Shane Ronayne guided Tipperary to TG4 All-Ireland intermediate glory in September.

The four-time Cork and Munster senior champions’ rise to the top of club football has been remarkable. Back in 2005, they lifted the All-Ireland junior title and they followed suit with the intermediate crown in 2007.

There’s a small group – O’Sullivan’s unsure of how many, but reckons five or six – that have been there since, through thick and thin, and are looking to complete a remarkable treble. To make it three titles across three grades.

“They’ve been involved in building our club in Mourneabbey from the ground up,” O’Sullivan says.

“They were only teenagers winning a junior All-Ireland final. Some of them were only 12 or 13 and then winning an intermediate, most of them were still in secondary school.

“They’ve now grown into our senior players and they’re the people that our younger players look up to. It’s brilliant that they’ve had that experience of playing at that level for so long.”

O’Sullivan, a teacher based in Cork, has been involved with the county set-up over the past few years.

2017, she agrees, wasn’t the best of years by Cork’s standards with just a league title to show for their efforts. The absence from the All-Ireland final was obviously disappointing, but every cloud has a silver lining.

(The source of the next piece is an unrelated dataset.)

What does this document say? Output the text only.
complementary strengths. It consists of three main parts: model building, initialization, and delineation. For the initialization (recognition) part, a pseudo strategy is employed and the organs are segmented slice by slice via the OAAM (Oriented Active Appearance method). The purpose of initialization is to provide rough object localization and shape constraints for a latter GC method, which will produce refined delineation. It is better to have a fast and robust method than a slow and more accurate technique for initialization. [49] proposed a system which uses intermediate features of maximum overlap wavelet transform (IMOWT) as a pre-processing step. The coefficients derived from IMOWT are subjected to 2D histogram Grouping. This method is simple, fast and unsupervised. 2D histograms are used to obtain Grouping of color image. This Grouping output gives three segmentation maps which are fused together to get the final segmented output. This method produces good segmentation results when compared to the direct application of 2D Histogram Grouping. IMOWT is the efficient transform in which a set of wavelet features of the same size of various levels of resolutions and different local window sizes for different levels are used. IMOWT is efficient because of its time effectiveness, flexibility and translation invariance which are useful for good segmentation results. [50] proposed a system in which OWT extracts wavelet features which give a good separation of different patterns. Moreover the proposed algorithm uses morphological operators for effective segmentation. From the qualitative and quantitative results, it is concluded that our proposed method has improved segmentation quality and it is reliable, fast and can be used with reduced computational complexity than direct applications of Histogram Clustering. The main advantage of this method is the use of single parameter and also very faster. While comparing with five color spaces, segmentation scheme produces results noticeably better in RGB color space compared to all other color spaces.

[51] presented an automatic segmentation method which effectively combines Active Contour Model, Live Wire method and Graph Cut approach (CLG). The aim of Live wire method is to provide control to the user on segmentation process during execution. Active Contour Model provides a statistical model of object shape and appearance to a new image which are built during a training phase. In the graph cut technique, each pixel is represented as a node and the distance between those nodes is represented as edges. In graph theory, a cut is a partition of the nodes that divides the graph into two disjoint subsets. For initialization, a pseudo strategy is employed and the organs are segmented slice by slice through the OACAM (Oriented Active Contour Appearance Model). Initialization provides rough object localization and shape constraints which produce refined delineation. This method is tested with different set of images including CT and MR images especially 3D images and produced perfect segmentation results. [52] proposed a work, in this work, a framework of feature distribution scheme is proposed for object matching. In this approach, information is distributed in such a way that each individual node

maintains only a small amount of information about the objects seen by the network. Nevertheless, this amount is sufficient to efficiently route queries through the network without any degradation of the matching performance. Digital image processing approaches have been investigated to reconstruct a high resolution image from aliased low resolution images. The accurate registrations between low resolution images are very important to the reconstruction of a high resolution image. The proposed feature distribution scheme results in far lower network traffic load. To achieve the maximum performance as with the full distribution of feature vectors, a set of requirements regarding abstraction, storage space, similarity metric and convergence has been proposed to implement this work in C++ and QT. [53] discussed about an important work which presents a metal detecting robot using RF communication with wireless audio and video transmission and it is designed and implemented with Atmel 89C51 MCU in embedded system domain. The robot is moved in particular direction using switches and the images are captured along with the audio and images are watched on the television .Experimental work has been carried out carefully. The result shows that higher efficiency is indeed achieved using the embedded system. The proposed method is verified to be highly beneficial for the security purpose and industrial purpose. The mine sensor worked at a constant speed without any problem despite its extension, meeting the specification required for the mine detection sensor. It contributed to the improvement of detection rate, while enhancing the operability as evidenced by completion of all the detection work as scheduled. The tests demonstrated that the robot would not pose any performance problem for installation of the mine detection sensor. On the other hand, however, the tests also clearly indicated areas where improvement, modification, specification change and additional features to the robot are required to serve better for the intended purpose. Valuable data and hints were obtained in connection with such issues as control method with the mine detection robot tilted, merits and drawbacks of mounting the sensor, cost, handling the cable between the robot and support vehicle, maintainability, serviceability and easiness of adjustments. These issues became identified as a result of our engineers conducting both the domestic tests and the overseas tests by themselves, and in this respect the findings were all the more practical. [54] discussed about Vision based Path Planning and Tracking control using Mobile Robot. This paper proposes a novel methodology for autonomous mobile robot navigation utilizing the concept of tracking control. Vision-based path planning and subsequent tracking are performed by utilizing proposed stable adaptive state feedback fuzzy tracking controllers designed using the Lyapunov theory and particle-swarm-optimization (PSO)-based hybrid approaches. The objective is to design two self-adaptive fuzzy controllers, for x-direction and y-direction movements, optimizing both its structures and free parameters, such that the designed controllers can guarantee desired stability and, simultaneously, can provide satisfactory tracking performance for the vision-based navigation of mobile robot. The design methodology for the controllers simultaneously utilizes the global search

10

With Mourneabbey in the senior decider, and Kinsale and Aghada both gunning for intermediate and junior glory, it brings back memories of 2003 and the clean sweep across all three grades at national level for Cork clubs. 

“Even though we were absolutely devastated to be knocked out in the semi-final (with Cork), that did have a lot to do with the club success this year,” O’Sullivan continues.

“We had a bit more time to spend with our clubs and I’m sure the girls with Kinsale and Aghada that were involved with Cork would agree that it’s hard to do it all.

“Getting knocked out a bit earlier did give you extra time to spend with your club and maybe that did have a lot to do with the success that Cork clubs have been having this year.”

But there’s plenty of football to be played yet.

Cora Staunton is a big danger to Mourneabbey’s hopes of glory.

60 minutes and Carnacon – who hold a host of names from Cora Staunton to Fiona McHale – stand in the way of them finally getting their hands on the Dolores Tyrrell Memorial Cup.

“They have plenty of experience at club All-Ireland level as well. Over the past 10 or so years, they’ve always been there or thereabouts. Cora’s record speaks for itself, winning her 11th All-Star at the weekend.

“It’s definitely going to be a massive challenge for us but one that we’re willing to face head on.”

And captaining her club to All-Ireland glory, would that be the biggest moment of her footballing career to date?

“Oh definitely, yeah,” O’Sullivan concludes. “We’ve lots of players with lots of experience and I suppose the captain is only a title.

“There’s plenty of players on the Mourneabbey team that even I look up to, used to look up to when I was younger and still do.

“It’s just a great honour for me to be able to represent them and hopefully be able to lift the cup for them on Sunday.”